Brands know they need artificial intelligence, and their programmatic advertising partners know they would have a hard time working without it.
But as data volumes grow exponentially and AI speeds up its ability to process this data through machine learning, a glaring issue for marketers has been a lack of clarity in understanding how the AI is working. Marketers want to see where their money is being spent and why. Just saying that “AI optimized it” won’t cut it.
Data visualization can play a big role in helping to distill the complexity of multiple metrics and processes into a visually appealing presentation that can be quickly understood and then delved into for further detail. Our Copilot team, which develops proprietary technology at Xaxis, has been working to make AI more accessible for a few years. I’m tasked with translating our bespoke AI models into visualizations that provide insights for agencies and brands.
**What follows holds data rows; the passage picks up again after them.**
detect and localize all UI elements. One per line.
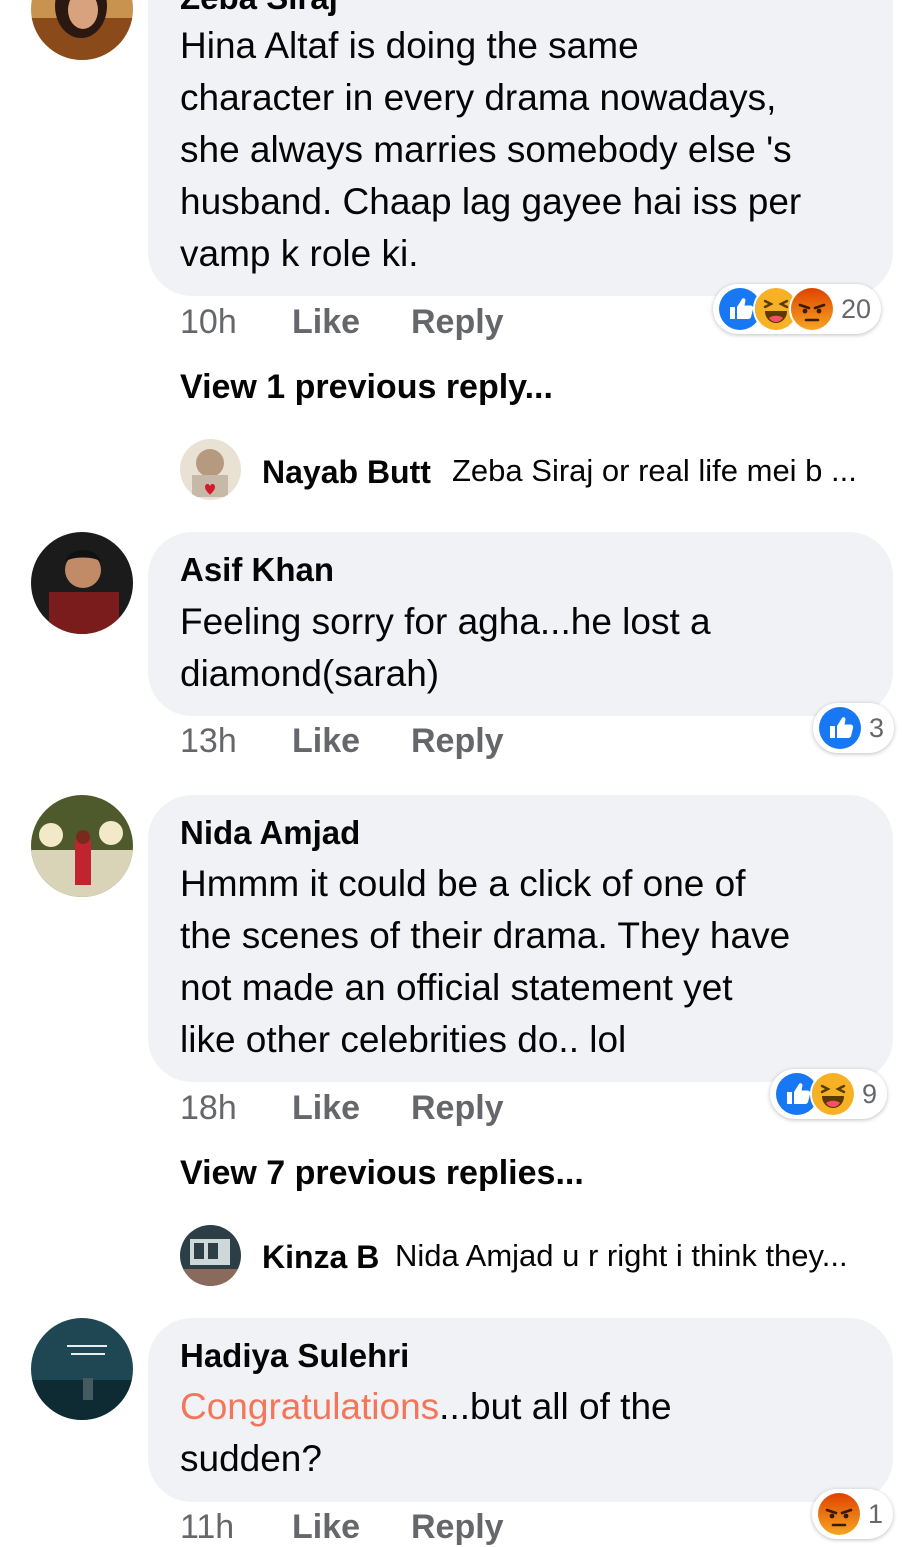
comment-author[interactable]: Hadiya Sulehri <box>180 1336 409 1376</box>
comment-text: Hina Altaf is doing the same character i… <box>180 25 802 274</box>
avatar[interactable] <box>180 1225 241 1286</box>
reply-text[interactable]: Zeba Siraj or real life mei b ... <box>452 451 857 491</box>
like-icon <box>817 705 863 751</box>
reaction-summary[interactable]: 20 <box>713 284 882 334</box>
comment-time[interactable]: 18h <box>180 1088 237 1128</box>
avatar[interactable] <box>31 0 133 60</box>
angry-icon <box>816 1491 862 1537</box>
like-button[interactable]: Like <box>292 1088 360 1128</box>
reaction-count: 1 <box>868 1499 884 1529</box>
reaction-summary[interactable]: 3 <box>813 703 895 753</box>
like-button[interactable]: Like <box>292 721 360 761</box>
comment-author[interactable]: Asif Khan <box>180 550 334 590</box>
reaction-summary[interactable]: 9 <box>770 1069 888 1119</box>
comment-text: Feeling sorry for agha...he lost a diamo… <box>180 601 711 694</box>
avatar[interactable] <box>31 1318 133 1420</box>
comment-text: Congratulations...but all of the sudden? <box>180 1386 672 1479</box>
comment-author[interactable]: Zeba Siraj <box>180 0 338 18</box>
reply-text[interactable]: Nida Amjad u r right i think they... <box>395 1236 848 1276</box>
reply-button[interactable]: Reply <box>411 302 504 342</box>
avatar[interactable] <box>31 795 133 897</box>
haha-icon <box>810 1071 856 1117</box>
comment-text: Hmmm it could be a click of one of the s… <box>180 863 791 1060</box>
comment-time[interactable]: 10h <box>180 302 237 342</box>
reply-button[interactable]: Reply <box>411 1088 504 1128</box>
reaction-count: 20 <box>841 294 872 324</box>
like-button[interactable]: Like <box>292 1507 360 1547</box>
comment-author[interactable]: Nida Amjad <box>180 813 360 853</box>
reaction-summary[interactable]: 1 <box>812 1489 894 1539</box>
comment-time[interactable]: 11h <box>180 1507 234 1547</box>
reply-button[interactable]: Reply <box>411 721 504 761</box>
reply-author[interactable]: Nayab Butt <box>262 452 431 492</box>
reaction-count: 3 <box>869 713 885 743</box>
reply-button[interactable]: Reply <box>411 1507 504 1547</box>
angry-icon <box>789 286 835 332</box>
view-previous-replies[interactable]: View 1 previous reply... <box>180 367 553 407</box>
highlighted-word[interactable]: Congratulations <box>180 1386 439 1427</box>
reply-author[interactable]: Kinza B <box>262 1237 379 1277</box>
like-button[interactable]: Like <box>292 302 360 342</box>
avatar[interactable] <box>31 532 133 634</box>
avatar[interactable] <box>180 439 241 500</box>
reaction-count: 9 <box>862 1079 878 1109</box>
comment-time[interactable]: 13h <box>180 721 237 761</box>
view-previous-replies[interactable]: View 7 previous replies... <box>180 1153 584 1193</box>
A good visualization communicates the truth in data, but which truth depends on what is being communicated, and to whom. To effectively design a visualization is to know the data intimately but, more important, to understand the needs of the audience it is speaking to. The audience of the visualization must be top of mind when designing.
For example, a visualization designer should consider:
- Does the data need to be shown over a period of time?
- Which metrics are most important?
- What areas of a visualization need to “pop”?
Building a Visualization, in Practice
Recently, we launched some new data visualizations to explain one of our algorithmic strategies, showing masses of non-human decisions in an easily digestible and yet non-trivial way.
The graphic on this page captures a wealth of complex findings in a way a human being can quickly grasp: how the cost-per-action (CPA) of impressions purchased declined even as the number of impressions increased and their pricing (represented by CPM) was held relatively flat. You can see from the concentric circles how the AI was able to manage the process as the ad targeting moved from CPAs and limited KPIs to eventually home in and concentrate on impressions that were priced well and were effective.
Data visualization can be similar to traditional UX design practices. Both UX design and data visualization involve user research, modeling use cases, interviews with the intended audience, and many test layouts. Going through this process shows the designer what insights the audience is seeking and reveals questions that need to be answered by the design.
Data Visualization as Art
Despite protest from some within the data visualization community, I consider data visualization to be the art of the computer science world. The aesthetic aspect of design is an essential component of strong visualizations. Practitioners of data visualization should consider the artfulness of our work.
Being artful doesn’t diminish the value of a visualization. Rather, it allows it to transcend the data and captivate the spirit. Doing so requires a deep focus on both highlighting the right data for a given audience and respecting the art of design.
Color choice, spacing, and movement should all be top of mind when working with data. Beautiful visualizations are comprised of numbers and formulas that inform shapes and colors.
There are great lengths to go to in order to further improve how we visualize the bounties that AI and machine learning can bring. A focus on both relevant data and aesthetics will ensure that this discipline will continue to bring tremendous value to marketers.